Those headwinds on air transport
The Ahmedabad tragedy has revived the safety debate and raises new questions about the reliability of Boeing aircraft
3' min read
3' min read
The International Aeronautics and Space Exhibition in Le Bourget, just outside Paris, is taking place at a most opportune, though not necessarily propitious, time for this crucial sector for the world's political and economic system. There are in fact many phenomena affecting it, some related to current events, others to changes of a structural nature.
The Ahmedabad tragedy, which with 279 fatalities is the heaviest since 2014, not only revives the debate on the safety of air transport (which remains the safest mode, once distances travelled are taken into account), but also raises new questions about the reliability of Boeing aircraft.

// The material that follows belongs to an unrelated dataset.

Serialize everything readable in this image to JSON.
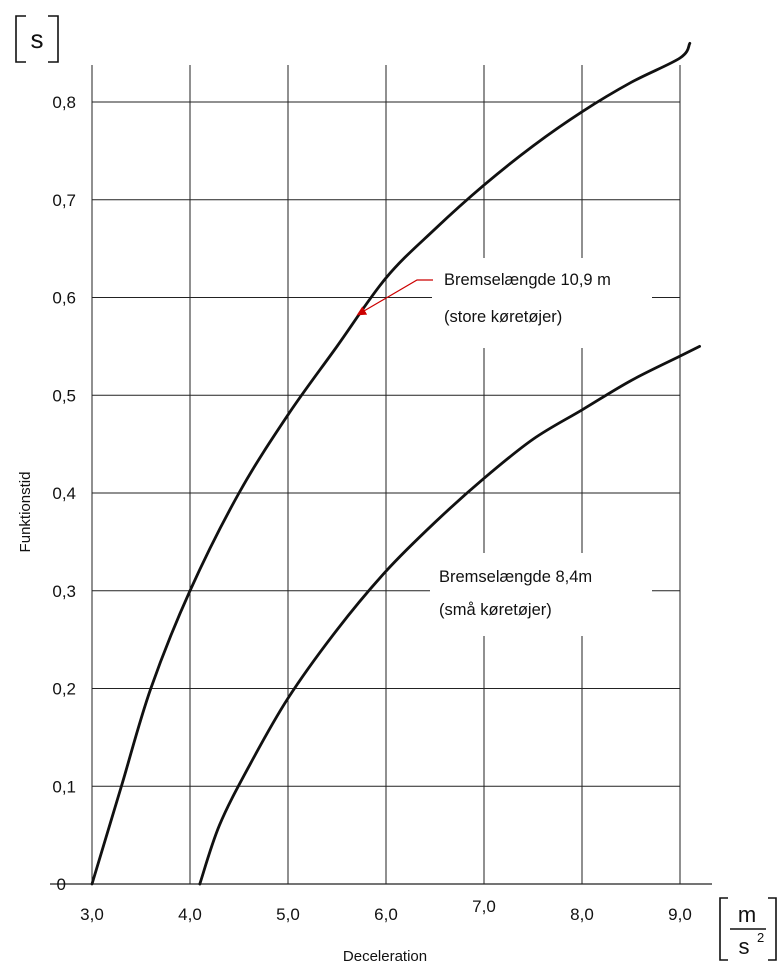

The black boxes of Air India's 787 Dreamliner have not yet been examined, but it is immediate to think of the many accidents that have affected the Seattle and Chicago-based company in recent years, and in particular the two 737 MAX crashes in 2018 and 2019 in which 346 people died. Under the leadership of Kelly Ortberg, an industry veteran recalled from retirement last August, Boeing had begun to reassemble the inclined plane, with the medium-term goal of fundamentally changing the corporate culture, long dominated by a toxic mix of indiscriminate cost-cutting and pressure to meet increasingly demanding production schedules. An exploit, also from the stock market point of view - admittedly still partial and uncertain, celebrated by the 'Financial Times' (How Kelly Ortberg is piloting Boeing from crisis to cash, 9 June). just three days before the events in India caused a new thud in the share price (-6.4%) and forced Ortberg to give up his Parisian trip.
While everything concerning the largest exporter in the United States receives considerable echo, on New Year's Eve the announcement by the Commercial Aircraft Corporation of China (Comac) that a C919, hitherto operating only on domestic routes, served an international route, albeit sui generis, from Shanghai to Hong Kong for the first time, went almost unnoticed. Yet in highly concentrated global markets, the arrival of a new player is a rare enough event to be highlighted on the calendar. Thus only three new jet manufacturers have entered commercial aeronautics in half a century: Airbus in 1974, Canada's Bombardier in 1992 and Brazil's Embraer in 1997. Once certified to sell in the West, the 176-seat C919 would (indicatively) compete with the Airbus 320 and Boeing 737, the most successful aircraft in the history of the aviation industry, as well as the 200-seat model that Embraer seems set to develop.
Moving from a duopoly (in which, moreover, one of the manufacturers, namely Boeing, is subject for safety reasons to a ceiling on the number of aircraft it can produce) to an oligopoly with three or four players would be well received by the airlines, which have been forced in recent years to wait long periods for the delivery of aircraft. As far as prices are concerned, buying an aircraft has probably become more expensive, although the figures are confidential. Another headwind - necessitated by the high environmental impact of air transport - is the use of sustainable aviation fuel (SAF), which is three times more expensive than conventional fuel and, according to IATA, will add USD 1.6 billion to airlines' energy bills in 2024. Although profitability, as measured by net profits, improved in the last financial year, EBIT remains low at 6.4%.
The risks on the horizon are largely the same as for other industries and primarily related to global geopolitical tensions. Airlines and aviation companies had managed to adapt their strategies to the pandemic, the war in Ukraine, and the crumbling of subcontracting chains. In recent months, new shocks have arrived: the trade war has caused a sudden freeze in Chinese orders for Boeing aircraft, the conflict between Iran and Israel has forced yet another change in routes between Europe and Asia. Against this backdrop, orders are announced at Bourget for a few hundred aircraft, a fraction of the 1303 concluded in 2023.